Planting seeds

 A beautiful, bright, intelligent young girl was given a patch of overgrown land, it was hers to do with what she wanted, but it came with no instructions and she had absolutely no idea where to begin.

Drowning in the overwhelm of responsibility she couldn’t see past the enormity of the task before her, fear rendering her imagination powerless.  She couldn’t think, let alone dream.

So, she set about doing what she thought was right, she began to clear the land.  Perhaps once the tangled mess of overgrown brambles and grasses had gone, she would be able to envisage what to do with her gift.

Cutting and pulling and digging and turning till her land was bare, ‘Perhaps now is the time to decide what to plant?’ she thought, but just as she was about to begin, she noticed that the soil wasn’t fine enough, it was filled with stones and little rocks, and she so wanted everything to be perfect - that was, after all, what she had been taught to aim for - and so she picked up the riddle and began sifting the soil, separating out the debris into neat ordered piles.

She was, as just alluded to, a perfectionist and so it will come as no surprise to learn that she was a really good soil sifter, she worked diligently and took pride in how lovely the ground beneath her feet looked. 

Over time, the people who owned the land around hers, began to notice this too, and one by one, they started bringing her their soil.  She was happy to help - after all that is what good, compliant girls do - yet all the while she helped them, she wasn’t actually planting anything of her own.

Added to which, was an ongoing fight with nature – nothing stayed the same!  Just as the ground was approaching the flawless quality she thought was necessary to begin, it would rain and the soil would clump, or it would be sunny and turn it to dust and then there were the shoots that seemed to sprout overnight and command her attention! Arrrgghh!!!  Some days the wind would blow and disrupt her organisation, sometimes someone would arrive with more stuff to sort and in her distraction she would tell them to ‘just put it over there’ then look round later and discover to her dismay that ‘there’ to them, was atop her beautifully sorted, now buried stones.

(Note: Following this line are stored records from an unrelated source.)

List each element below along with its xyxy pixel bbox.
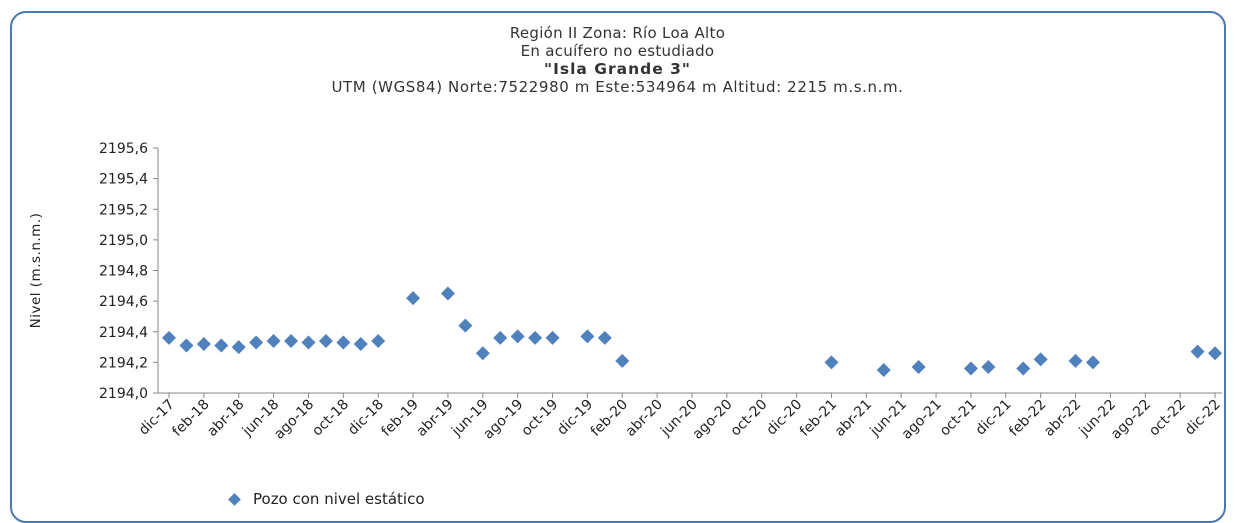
chart-frame [10,11,1226,523]
data-point [231,340,246,355]
x-tick-label: dic-20 [763,397,805,439]
y-tick-label: 2194,0 [99,386,148,402]
chart-title-line-3: "Isla Grande 3" [544,60,691,78]
y-tick-label: 2195,2 [99,202,148,218]
y-tick-label: 2195,6 [99,141,148,157]
x-tick-label: feb-18 [169,397,212,440]
x-tick-label: dic-17 [136,397,178,439]
data-point [615,353,630,368]
data-point [1016,361,1031,376]
data-point [1033,352,1048,367]
data-point [249,335,264,350]
data-point [353,337,368,351]
data-point [981,359,996,374]
x-tick-label: dic-22 [1182,397,1224,439]
data-point [580,329,595,344]
x-tick-label: feb-22 [1006,397,1049,440]
data-point [1085,355,1100,370]
data-point [179,338,194,353]
data-point [545,330,560,345]
data-point [318,333,333,348]
data-point [475,346,490,361]
x-tick-label: dic-21 [973,397,1015,439]
data-point [371,333,386,348]
x-tick-label: ago-18 [271,397,317,443]
x-tick-label: feb-20 [588,397,631,440]
x-tick-label: abr-22 [1041,397,1084,440]
data-point [911,359,926,374]
chart-title-block: Región II Zona: Río Loa Alto En acuífero… [0,24,1235,96]
x-tick-label: ago-21 [899,397,945,443]
data-point [510,329,525,344]
data-point [824,355,839,370]
x-tick-label: oct-22 [1146,397,1189,440]
data-point [196,337,211,351]
data-point [876,363,891,378]
x-tick-label: oct-20 [728,397,771,440]
x-tick-label: ago-20 [690,397,736,443]
y-tick-label: 2194,2 [99,355,148,371]
data-point [597,330,612,345]
x-tick-label: oct-21 [937,397,980,440]
x-tick-label: ago-22 [1108,397,1154,443]
chart-title-line-2: En acuífero no estudiado [520,42,715,60]
chart-title-line-1: Región II Zona: Río Loa Alto [509,24,726,42]
data-point [528,330,543,345]
legend-label: Pozo con nivel estático [253,490,425,508]
y-tick-label: 2194,6 [99,294,148,310]
data-point [214,338,229,353]
y-tick-label: 2195,0 [99,233,148,249]
x-tick-label: abr-19 [413,397,456,440]
y-tick-label: 2195,4 [99,172,148,188]
x-tick-label: feb-21 [797,397,840,440]
data-point [493,330,508,345]
data-point [1068,353,1083,368]
data-point [301,335,316,350]
data-point [440,286,455,301]
data-point [284,333,299,348]
x-tick-label: feb-19 [379,397,422,440]
data-point [963,361,978,376]
x-tick-label: oct-18 [309,397,352,440]
y-axis-label: Nivel (m.s.n.m.) [28,213,44,329]
data-point [406,291,421,306]
data-point [266,333,281,348]
data-point [1208,346,1222,361]
chart-title-line-4: UTM (WGS84) Norte:7522980 m Este:534964 … [331,78,904,96]
y-tick-label: 2194,8 [99,264,148,280]
x-tick-label: abr-20 [623,397,666,440]
legend: Pozo con nivel estático [228,490,425,508]
y-tick-label: 2194,4 [99,325,148,341]
legend-marker-icon [228,492,241,506]
data-point [1190,344,1205,359]
x-tick-label: abr-18 [204,397,247,440]
x-tick-label: dic-18 [345,397,387,439]
x-tick-label: ago-19 [480,397,526,443]
x-tick-label: abr-21 [832,397,875,440]
data-point [336,335,351,350]
data-point [162,330,176,345]
x-tick-label: dic-19 [554,397,596,439]
data-point [458,318,473,333]
x-tick-label: oct-19 [518,397,561,440]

Occasionally as she worked, she found a seed and would toss it to the outer edges of her patch, sometimes she remembered to tend it, most times she forgot or neglected it in the prioritising of the shit shovelling in the pursuit of the perfect start.

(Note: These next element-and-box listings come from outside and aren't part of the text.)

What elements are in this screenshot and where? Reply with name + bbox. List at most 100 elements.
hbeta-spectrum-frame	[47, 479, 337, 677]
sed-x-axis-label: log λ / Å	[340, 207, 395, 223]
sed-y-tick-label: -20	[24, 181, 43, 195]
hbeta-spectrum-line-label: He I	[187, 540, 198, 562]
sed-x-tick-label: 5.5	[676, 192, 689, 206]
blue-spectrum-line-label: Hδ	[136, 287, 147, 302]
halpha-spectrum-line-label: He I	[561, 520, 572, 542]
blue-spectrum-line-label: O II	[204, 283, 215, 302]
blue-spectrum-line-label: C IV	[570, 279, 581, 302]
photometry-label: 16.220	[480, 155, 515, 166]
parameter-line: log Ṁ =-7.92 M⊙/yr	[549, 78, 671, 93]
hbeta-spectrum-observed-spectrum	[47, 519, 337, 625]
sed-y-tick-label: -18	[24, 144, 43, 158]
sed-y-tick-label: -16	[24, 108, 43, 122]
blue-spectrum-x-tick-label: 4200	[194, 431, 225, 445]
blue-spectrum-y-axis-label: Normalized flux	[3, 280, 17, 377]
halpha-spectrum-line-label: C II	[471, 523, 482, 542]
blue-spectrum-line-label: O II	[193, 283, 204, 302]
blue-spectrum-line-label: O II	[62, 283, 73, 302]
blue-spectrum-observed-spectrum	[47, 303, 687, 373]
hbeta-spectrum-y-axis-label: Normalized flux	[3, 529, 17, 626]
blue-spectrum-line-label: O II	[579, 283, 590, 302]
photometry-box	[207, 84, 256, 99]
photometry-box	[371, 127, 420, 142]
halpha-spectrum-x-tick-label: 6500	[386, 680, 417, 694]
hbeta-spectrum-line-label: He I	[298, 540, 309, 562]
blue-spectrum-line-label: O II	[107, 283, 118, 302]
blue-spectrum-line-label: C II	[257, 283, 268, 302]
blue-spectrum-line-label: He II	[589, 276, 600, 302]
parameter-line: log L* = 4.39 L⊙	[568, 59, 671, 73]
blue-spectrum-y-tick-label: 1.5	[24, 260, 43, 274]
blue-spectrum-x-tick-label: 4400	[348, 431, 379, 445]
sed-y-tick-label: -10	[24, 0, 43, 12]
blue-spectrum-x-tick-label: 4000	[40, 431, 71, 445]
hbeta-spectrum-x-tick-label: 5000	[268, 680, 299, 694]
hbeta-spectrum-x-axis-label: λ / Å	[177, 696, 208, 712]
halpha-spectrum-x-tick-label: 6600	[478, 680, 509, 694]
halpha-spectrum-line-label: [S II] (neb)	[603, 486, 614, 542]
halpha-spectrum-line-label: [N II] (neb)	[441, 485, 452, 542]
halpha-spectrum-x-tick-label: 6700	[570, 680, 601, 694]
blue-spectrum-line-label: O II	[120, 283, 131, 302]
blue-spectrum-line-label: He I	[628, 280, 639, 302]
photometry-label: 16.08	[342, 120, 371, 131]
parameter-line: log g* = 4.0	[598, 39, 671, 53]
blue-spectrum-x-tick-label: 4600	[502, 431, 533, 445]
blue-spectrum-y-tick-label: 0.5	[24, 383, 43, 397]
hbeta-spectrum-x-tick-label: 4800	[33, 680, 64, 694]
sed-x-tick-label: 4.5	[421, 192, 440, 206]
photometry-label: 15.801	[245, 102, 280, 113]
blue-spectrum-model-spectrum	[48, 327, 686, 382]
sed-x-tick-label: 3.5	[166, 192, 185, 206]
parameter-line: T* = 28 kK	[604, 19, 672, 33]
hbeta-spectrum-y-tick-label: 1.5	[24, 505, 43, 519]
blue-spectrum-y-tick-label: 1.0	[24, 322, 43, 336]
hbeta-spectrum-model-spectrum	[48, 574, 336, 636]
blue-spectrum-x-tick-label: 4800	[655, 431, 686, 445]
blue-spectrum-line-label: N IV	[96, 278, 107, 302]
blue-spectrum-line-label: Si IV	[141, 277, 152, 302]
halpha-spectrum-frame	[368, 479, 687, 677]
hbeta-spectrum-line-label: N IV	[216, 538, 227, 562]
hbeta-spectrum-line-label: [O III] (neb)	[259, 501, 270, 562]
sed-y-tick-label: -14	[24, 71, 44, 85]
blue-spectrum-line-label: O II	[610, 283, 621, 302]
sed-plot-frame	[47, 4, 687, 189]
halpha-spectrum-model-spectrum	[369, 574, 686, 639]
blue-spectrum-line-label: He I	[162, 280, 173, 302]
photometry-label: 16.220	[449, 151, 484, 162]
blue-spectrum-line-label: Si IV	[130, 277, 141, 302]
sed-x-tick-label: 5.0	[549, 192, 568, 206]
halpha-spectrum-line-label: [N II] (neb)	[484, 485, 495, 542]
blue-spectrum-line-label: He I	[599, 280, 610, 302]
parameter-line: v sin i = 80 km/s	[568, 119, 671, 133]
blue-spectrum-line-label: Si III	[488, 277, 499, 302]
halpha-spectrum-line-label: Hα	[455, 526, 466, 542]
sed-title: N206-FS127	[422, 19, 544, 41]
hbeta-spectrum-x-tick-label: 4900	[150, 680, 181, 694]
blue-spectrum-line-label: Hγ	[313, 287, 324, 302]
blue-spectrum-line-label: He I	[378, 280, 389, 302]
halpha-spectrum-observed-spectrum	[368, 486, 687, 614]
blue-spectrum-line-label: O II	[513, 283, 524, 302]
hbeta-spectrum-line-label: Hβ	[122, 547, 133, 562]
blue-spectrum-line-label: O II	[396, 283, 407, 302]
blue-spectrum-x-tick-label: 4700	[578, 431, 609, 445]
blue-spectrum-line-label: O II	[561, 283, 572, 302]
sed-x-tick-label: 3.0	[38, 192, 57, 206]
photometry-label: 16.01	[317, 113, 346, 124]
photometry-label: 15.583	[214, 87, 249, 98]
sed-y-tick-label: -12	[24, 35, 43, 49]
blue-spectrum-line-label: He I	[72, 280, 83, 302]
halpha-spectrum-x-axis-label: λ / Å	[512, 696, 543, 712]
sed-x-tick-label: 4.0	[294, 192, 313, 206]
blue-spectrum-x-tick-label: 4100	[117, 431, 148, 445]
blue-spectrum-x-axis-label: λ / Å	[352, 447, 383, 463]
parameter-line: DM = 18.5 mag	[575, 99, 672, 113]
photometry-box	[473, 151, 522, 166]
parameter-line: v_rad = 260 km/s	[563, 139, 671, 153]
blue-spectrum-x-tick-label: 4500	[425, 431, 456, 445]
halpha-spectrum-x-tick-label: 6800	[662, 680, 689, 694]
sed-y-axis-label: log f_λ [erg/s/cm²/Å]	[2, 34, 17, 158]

She wasn’t unobservant, she could see that the people around her were all busy planting and growing and making something of the land that had been gifted to them, but this just made her feel even more inadequate in this game to which she didn’t know the rules but, from what she could figure out, seemed to involve a lot of trial and error, learning as you went along, what would flourish where? A kind of living experiment, that could ultimately result in success, or failure, or a mediocre OK-ness, none of which she was confident to try.  After all, hers was a world of getting it right first time, experimental was far too left field.

Most people were curious as to why, after so many years, her patch of ground was, to all intents and purposes, still barren. They eyed her suspiciously, she was clever, why wasn’t she doing what they were doing?  Surely, she must have worked out what to do by now?  Surely, she wanted her garden to look like theirs?

And yet, there’s the thing.

For whilst she wished she hadn’t spent so long sifting the soil, she also had a deep understanding that she had never actually wanted to grow anything that looked like anybody else’s. 

And when she thought into that she realised that if she didn’t want the results to look like they were ‘expected’ to look, she was, at last, 

free 

to play, 

to discover, 

experiment, 

to marvel in the mystery 

of what would germinate from the seeds she did plant, and what she, and she alone could cultivate those seedlings into. Some wouldn’t make it but Oh! How some would flourish.

 

Today is the Celtic festival of Imbolc.  A time when life begins to awaken from its winter sleep, when we prepare for the warmer, longer days ahead by planting seeds, literally and metaphorically.

And in that vein, I will leave you with a question posed yesterday by a kindred soul,

What is inside that yearns to become?